The pertinent provision of section 1 of Rule 106 is taken from section 1, while section 9 of Rule 115 from section 2.
A perusal of Act 2709 discloses the legislative intent to require that all persons who appear to be responsible for an offense should be included in the information. The use of the word "shall" and of the phrase "except in cases determined" shows that section 1 is mandatory, not directory merely. The mandatory nature of the section is demanded by a sound public policy, which would deprive prosecuting officers of the use of their discretion, in order that they may not shield or favor friends, protegees, or favorites. The law makes it a legal duty for them to file the charges against whomsoever the evidence may show to be responsible for an offense. This does not mean, however, that prosecuting officers have no discretion at all; their discretion lies in determining whether the evidence submitted is sufficient to justify a reasonable belief that a person has committed an offense. What the rule demands is that all persons who appear responsible shall be charged in the information, which implies that those against whom no sufficient evidence of guilt exists are not required to be included.
The other aim of act 2709 is a complement of the mandatory provision: to regulate the manner in which any of the accused may be excluded in order that he may be utilized as a State witness, and to rest the manner of the enforcement of the regulations in the sound discretion of the courts. (U.S. vs. Abanzado, 37 Phil., 658.)
In short, Act 2709 has laid down four principles, namely, (1) that all persons who appear to be responsible for an offense be included in the information charging that offense; (2) that even if it is necessary to utilize any of the above persons as State witness, he shall nevertheless be included as accused; (3) that fiscals have no discretion in excluding from prosecution persons who appear responsible for a crime, but that if it becomes necessary to do so, the procedure provided in the law must be followed; and (4) that the exclusion of accused from prosecution, in order that they may be used as State witnesses, is lodged in the sound discretion of the competent court, not in that of the prosecuting officer.
In the case at bar, there is no question that Porfirio Dizon and Emiliano Manalo participated either as principals or accomplices in the kidnapping and murder of Felix Lampa, and that the only reason why the fiscal excluded them from the amended information is because he thought it more convenient, or perhaps more expedient, to do so. When the fiscal chose to ignore his legal duty to include the said Porfirio Dizon and Emiliano Manalo as accused in the criminal case, and to follow the procedure outlined in the rules by which said persons may be discharged in order that they may be utilized as witnesses for the prosecution, it became proper and necessary for the competent court to require him to comply therewith.

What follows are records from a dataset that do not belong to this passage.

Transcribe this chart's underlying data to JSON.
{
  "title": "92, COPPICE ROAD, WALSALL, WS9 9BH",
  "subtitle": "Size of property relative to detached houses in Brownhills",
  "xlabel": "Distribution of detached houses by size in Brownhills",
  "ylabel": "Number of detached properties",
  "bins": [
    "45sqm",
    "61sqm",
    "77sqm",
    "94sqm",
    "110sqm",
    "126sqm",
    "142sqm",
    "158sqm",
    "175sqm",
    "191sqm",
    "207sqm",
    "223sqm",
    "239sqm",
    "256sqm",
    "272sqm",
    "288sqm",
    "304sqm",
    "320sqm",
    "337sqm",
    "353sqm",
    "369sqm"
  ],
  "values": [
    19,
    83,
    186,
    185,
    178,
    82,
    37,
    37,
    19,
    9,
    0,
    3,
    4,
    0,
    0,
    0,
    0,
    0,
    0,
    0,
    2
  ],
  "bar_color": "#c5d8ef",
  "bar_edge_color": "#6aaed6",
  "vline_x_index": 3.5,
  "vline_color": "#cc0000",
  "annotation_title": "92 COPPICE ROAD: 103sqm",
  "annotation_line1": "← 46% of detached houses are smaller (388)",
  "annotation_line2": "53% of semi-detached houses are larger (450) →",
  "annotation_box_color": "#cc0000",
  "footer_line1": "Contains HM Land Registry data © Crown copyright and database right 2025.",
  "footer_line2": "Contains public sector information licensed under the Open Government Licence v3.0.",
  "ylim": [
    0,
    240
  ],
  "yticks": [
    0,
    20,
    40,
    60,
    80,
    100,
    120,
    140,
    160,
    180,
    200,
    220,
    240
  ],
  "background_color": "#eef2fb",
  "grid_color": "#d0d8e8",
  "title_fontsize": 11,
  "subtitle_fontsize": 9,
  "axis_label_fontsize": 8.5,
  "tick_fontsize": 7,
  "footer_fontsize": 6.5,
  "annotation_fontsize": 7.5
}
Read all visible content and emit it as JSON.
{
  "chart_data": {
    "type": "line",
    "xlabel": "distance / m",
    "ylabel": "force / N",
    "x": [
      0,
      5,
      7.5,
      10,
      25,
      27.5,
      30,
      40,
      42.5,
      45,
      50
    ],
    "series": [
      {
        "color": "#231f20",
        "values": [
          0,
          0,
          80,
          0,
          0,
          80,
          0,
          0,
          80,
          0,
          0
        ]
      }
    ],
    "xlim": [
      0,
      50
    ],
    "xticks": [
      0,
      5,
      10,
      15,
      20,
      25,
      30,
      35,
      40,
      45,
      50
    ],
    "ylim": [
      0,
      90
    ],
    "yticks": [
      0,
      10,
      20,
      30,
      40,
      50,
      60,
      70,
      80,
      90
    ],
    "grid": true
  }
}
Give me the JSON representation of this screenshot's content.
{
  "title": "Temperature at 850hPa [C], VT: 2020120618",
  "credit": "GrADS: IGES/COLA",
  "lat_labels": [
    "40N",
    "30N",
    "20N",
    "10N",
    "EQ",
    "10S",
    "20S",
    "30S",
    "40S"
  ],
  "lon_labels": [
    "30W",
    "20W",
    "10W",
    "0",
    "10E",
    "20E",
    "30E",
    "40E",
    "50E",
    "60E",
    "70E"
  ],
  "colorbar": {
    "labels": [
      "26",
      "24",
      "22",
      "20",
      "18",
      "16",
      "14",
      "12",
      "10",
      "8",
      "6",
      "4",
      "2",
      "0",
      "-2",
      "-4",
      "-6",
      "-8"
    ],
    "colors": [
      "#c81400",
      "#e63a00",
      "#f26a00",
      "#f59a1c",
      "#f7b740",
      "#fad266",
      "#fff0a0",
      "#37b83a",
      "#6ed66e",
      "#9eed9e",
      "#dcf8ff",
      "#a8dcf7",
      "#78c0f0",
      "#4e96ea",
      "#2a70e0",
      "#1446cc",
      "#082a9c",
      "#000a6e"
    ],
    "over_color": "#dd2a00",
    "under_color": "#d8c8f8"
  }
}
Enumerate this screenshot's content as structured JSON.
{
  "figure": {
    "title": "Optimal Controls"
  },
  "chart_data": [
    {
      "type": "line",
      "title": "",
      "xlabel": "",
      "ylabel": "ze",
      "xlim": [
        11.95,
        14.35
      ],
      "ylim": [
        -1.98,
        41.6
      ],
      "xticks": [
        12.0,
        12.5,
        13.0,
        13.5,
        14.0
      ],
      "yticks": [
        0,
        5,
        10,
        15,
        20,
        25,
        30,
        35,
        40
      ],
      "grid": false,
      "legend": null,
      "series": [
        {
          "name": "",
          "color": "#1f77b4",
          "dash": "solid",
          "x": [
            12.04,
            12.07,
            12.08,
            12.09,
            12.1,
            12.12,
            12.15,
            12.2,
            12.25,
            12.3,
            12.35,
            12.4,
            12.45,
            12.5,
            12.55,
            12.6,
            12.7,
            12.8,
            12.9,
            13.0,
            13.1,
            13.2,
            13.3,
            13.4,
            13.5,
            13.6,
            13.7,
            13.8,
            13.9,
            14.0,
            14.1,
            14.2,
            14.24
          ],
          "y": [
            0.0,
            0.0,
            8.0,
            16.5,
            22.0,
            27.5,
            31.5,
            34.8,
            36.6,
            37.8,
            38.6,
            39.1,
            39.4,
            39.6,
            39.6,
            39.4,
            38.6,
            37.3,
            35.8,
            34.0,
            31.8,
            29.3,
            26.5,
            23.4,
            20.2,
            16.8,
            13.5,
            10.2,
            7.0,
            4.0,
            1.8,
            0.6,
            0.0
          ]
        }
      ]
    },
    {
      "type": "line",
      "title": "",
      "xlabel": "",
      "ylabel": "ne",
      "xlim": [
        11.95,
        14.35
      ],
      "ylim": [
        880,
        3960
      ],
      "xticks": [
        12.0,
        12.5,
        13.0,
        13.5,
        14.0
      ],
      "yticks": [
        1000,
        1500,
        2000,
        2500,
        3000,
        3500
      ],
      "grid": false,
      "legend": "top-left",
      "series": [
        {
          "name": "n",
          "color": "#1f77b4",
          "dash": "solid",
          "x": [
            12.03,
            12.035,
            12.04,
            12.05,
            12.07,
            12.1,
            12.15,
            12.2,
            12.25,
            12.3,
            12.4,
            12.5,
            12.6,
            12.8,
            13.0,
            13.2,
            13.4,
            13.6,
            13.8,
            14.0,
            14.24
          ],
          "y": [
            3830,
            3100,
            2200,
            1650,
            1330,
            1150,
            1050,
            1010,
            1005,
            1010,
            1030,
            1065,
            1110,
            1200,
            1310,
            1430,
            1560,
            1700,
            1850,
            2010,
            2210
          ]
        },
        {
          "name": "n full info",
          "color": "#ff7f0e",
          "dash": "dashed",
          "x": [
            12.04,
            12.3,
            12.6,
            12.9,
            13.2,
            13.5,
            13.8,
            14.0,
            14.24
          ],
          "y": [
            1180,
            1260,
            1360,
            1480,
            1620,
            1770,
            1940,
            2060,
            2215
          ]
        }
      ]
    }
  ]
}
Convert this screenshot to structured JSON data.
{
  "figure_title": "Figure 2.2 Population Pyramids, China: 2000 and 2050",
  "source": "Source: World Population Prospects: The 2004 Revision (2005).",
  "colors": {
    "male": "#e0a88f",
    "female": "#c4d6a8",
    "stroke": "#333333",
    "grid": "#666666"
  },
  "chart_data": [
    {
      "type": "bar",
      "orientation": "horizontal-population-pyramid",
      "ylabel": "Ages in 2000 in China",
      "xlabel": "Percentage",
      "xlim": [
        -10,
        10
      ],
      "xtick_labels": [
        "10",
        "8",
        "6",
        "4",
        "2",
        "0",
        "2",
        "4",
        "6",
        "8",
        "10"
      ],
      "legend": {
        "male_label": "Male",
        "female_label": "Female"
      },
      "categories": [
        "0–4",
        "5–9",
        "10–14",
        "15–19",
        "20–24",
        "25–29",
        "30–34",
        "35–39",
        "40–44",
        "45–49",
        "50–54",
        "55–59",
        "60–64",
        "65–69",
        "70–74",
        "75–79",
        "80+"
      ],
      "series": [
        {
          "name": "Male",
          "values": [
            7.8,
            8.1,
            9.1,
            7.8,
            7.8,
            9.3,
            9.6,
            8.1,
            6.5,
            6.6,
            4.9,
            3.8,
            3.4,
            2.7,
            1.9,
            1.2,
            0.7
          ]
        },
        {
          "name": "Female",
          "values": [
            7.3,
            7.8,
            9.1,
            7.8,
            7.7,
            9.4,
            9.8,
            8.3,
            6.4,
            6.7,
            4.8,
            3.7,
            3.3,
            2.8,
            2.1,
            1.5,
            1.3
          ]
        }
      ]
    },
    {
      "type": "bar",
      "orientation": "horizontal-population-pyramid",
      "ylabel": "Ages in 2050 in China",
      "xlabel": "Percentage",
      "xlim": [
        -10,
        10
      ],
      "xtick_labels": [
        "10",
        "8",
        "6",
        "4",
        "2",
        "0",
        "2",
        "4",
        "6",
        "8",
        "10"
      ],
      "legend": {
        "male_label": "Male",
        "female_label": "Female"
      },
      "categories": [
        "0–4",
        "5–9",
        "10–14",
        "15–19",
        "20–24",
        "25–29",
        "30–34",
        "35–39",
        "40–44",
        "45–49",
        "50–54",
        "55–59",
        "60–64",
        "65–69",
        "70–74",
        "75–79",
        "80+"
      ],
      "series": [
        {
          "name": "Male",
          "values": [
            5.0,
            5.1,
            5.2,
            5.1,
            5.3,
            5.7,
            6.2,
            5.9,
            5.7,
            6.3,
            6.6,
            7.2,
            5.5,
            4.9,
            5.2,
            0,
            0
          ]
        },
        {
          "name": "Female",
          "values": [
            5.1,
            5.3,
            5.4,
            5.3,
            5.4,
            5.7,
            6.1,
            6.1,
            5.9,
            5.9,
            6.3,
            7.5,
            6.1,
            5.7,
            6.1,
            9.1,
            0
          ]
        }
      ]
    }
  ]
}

One minor point needs to be considered, and that is the point raised in the brief of the Solicitor General that the petitioner-appellee Jesus Guiao has no right to institute the action of mandamus, because he has no clear right to the performance of the alleged legal duty by the provincial fiscal. We find no merit in this contention. Every person accused of a crime has a positive interest in the inclusion of all his co-conspirators; a right to demand that all of them be accorded equal treatment and be made to suffer the penalties imposed by law. Without deciding the question as to whether or not any private citizen may demand compliance by the fiscal with the provisions of section 1 of Rule 106, requiring him to file the information "against all persons who appear to be responsible for an offense," we hold that the other accused have an interest in the inclusion of their two other companions in the commission of the crime, because they are jointly and severally liable with them for indemnities that may be imposed upon them for the offense they may have committed together.
The judgment appealed from is hereby affirmed, without costs.
Paras, C.J., Pablo, Bengzon, Montemayor, Reyes, Jugo, and Bautista Angelo, JJ., concur.